5. Time dependent fields at high frequency and electromagnetic radiation. The absolute nature of the speed of light and the conflict with classical mechanics.
6. Material media. Conductors, dielectrics, and magnetic materials. The atomic nature of polarization and magnetization and their phenomenological description by spatially and temporally averaged fields.

View contents on Google
http://books.google.com/books/about/Essentials_of_electromagnetism.html?id=LIwBcIwrwv4C


D. J. Griffiths, Introduction to Electrodynamics, 3rd Ed (1999)

For junior/senior-level electricity and magnetism courses. This book is known for its clear, concise and accessible coverage of standard topics in a logical and pedagogically sound order. The Third Edition features a clear, accessible treatment of the fundamentals of electromagnetic theory, providing a sound platform for the exploration of related applications (ac circuits, antennas, transmission lines, plasmas, optics, etc.). Its lean and focused approach employs numerous examples and problems.

1. Vector Analysis.
Vector Algebra.
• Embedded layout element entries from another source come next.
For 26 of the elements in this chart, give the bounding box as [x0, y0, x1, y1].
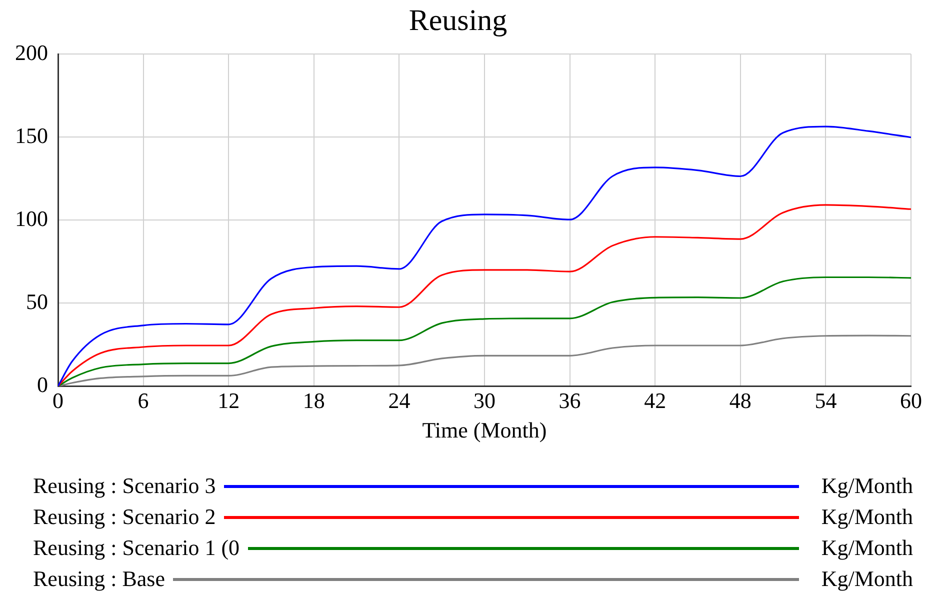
legend-label: Reusing : Scenario 3	[33, 472, 216, 498]
x-tick-label: 0	[52, 388, 64, 414]
x-tick-label: 60	[900, 388, 922, 414]
x-tick-label: 24	[388, 388, 410, 414]
legend-label: Reusing : Scenario 1 (0	[33, 534, 240, 560]
x-axis-title: Time (Month)	[422, 418, 547, 443]
text: Kg/Month	[821, 566, 913, 592]
x-tick-label: 36	[558, 388, 581, 414]
x-tick-label: 54	[814, 388, 837, 414]
x-tick-label: 48	[729, 388, 752, 414]
y-tick-label: 200	[15, 40, 48, 65]
legend-label: Reusing : Base	[33, 566, 165, 592]
y-tick-label: 0	[37, 372, 48, 397]
x-tick-label: 30	[474, 388, 496, 414]
x-tick-label: 12	[218, 388, 240, 414]
text: Kg/Month	[821, 534, 913, 560]
text: Kg/Month	[821, 472, 913, 498]
text: Kg/Month	[821, 504, 913, 530]
chart-title: Reusing	[408, 4, 508, 37]
y-tick-label: 50	[26, 288, 48, 314]
y-tick-label: 100	[15, 206, 48, 231]
x-tick-label: 18	[302, 388, 325, 414]
x-tick-label: 6	[138, 388, 149, 414]
legend-label: Reusing : Scenario 2	[33, 504, 216, 530]
y-tick-label: 150	[15, 122, 48, 148]
x-tick-label: 42	[644, 388, 666, 414]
Differential Calculus. Integral Calculus. Curvilinear Coordinates. The Dirac Delta Function. The Theory of Vector Fields.

2. Electrostatics.
The Electrostatic Field. Divergence and Curl of Electrostatic Fields. Electric Potential. Work and Energy in Electrostatics. Conductors.

3. Special Techniques.
Laplace's Equation and Uniqueness Theorems. The Method of Images. Separation of Variables. Multipole Expansion.

4. Electrostatic Fields in Matter.
Polarization. The Field of a Polarized Object. The Electric Displacement. Linear Dielectrics.

5. Magnetostatics.
The Lorentz Force Law. The Biot-Savart Law. The Divergence and Curl of B. Magnetic Vector Potential.

6. Magnetic Fields in Matter.
Magnetization. The Field of a Magnetized Object. The Auxiliary Field H. Linear and Nonlinear Media.

7. Electrodynamics.
Electromotive Force. Electromagnetic Induction. Maxwell's Equations.

8. Conservation Laws.
Charge and Energy. Momentum.

9. Electromagnetic Waves.
Waves in One Dimension. Electromagnetic Waves in Vacuum. Electromagnetic Waves in Matter. Absorption and Dispersion. Guided Waves.

10. Potentials and Fields.
The Potential Formulation. Continuous Distributions. Point Charges.

11. Radiation.
Dipole Radiation. Point Charges.

12. Electrodynamics and Relativity.
The Special Theory of Relativity. Relativistic Mechanics. Relativistic Electrodynamics.

Appendix A: Vector Calculus in Curvilinear Coordinates.

Appendix B: The Helmholtz Theorem.

 

[atyy]

Griffiths is more advanced, but the reason I like Dugdale is he starts from Maxwell's equations, so you always have the big picture from the start. Griffiths goes the historical route and builds up to Maxwell's equations. However both are good, and you can't go wrong if you chose randomly. So you could certainly just pick on the basis of what's available in your library.